Spinal muscular atrophy (SMA) is a motor neuron degenerative disorder characterised by muscle weakness and can lead to death in severe cases. Deletion or mutation of the Survival Motor Neuron 1 (SMN1) gene causes SMA since the SMN protein produced from the second gene SMN2 is not sufficient for the survival and function of the neuromuscular system. SMN protein forms complexes with Gemins 2-8 and Unrip which together regulate the assembly of small nuclear ribonucleo-proteins (snRNPs) which in turn make up the spliceosome. In this study, Drosophila melanogaster was used to see whether disruption of the SMN-Gemins complex has an effect on the flies at early stages of development.

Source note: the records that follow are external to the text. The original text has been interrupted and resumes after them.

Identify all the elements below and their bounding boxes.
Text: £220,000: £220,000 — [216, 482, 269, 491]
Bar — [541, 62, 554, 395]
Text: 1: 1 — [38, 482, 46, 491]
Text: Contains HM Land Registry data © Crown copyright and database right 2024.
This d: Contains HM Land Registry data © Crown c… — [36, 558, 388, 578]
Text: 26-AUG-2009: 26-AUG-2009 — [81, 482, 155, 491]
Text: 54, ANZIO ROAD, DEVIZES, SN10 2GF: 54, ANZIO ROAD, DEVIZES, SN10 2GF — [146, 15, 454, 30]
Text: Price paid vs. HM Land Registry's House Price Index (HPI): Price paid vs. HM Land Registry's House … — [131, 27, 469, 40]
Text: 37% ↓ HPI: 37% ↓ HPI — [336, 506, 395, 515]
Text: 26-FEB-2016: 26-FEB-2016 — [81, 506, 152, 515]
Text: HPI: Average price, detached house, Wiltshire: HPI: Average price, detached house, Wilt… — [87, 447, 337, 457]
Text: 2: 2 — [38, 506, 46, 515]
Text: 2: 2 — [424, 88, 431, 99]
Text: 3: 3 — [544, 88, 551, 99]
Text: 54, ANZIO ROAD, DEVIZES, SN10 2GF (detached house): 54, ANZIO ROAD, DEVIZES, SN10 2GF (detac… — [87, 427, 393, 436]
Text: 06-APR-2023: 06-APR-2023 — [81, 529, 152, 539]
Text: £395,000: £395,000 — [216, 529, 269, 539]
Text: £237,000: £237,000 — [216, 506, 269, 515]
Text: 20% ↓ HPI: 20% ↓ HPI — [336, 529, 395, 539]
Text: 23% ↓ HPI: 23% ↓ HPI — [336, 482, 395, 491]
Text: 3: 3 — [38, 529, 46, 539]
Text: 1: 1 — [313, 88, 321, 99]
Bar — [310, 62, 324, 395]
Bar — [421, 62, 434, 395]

To this end, Gem3BART, a weak hypomorphic mutant of Gemin3, was coupled with increased or decreased levels of SMN, Gemin2 or Gemin5 in the drosophila musculature. The effects of these genetic manipulations on neuromuscular function were investigated by observing larval body wall contractions and muscle contraction during pupariation. Gem3BART was also coupled with TDP-43, a protein that is mutated in a subset of patients with amyotrophic lateral sclerosis (ALS), and Glos, a newly-discovered Gemin3-interacting partner. Perturbation of different SMN-Gemins complex components or TDP-43 in combination with Gemin3 loss-of-function was found to reduce larval mobility and caused the pupae to have an increased axial ratio. These findings show that the function of the SMN-Gemins complex is crucial for the health of the flies starting from an early stage of development. Further understanding of the role of the SMNGemins complex in the neuromuscular system can bring us closer to deciphering the pathophysiology of SMA which would ultimately help in the discovery of novel effective treatments for this devastating disorder.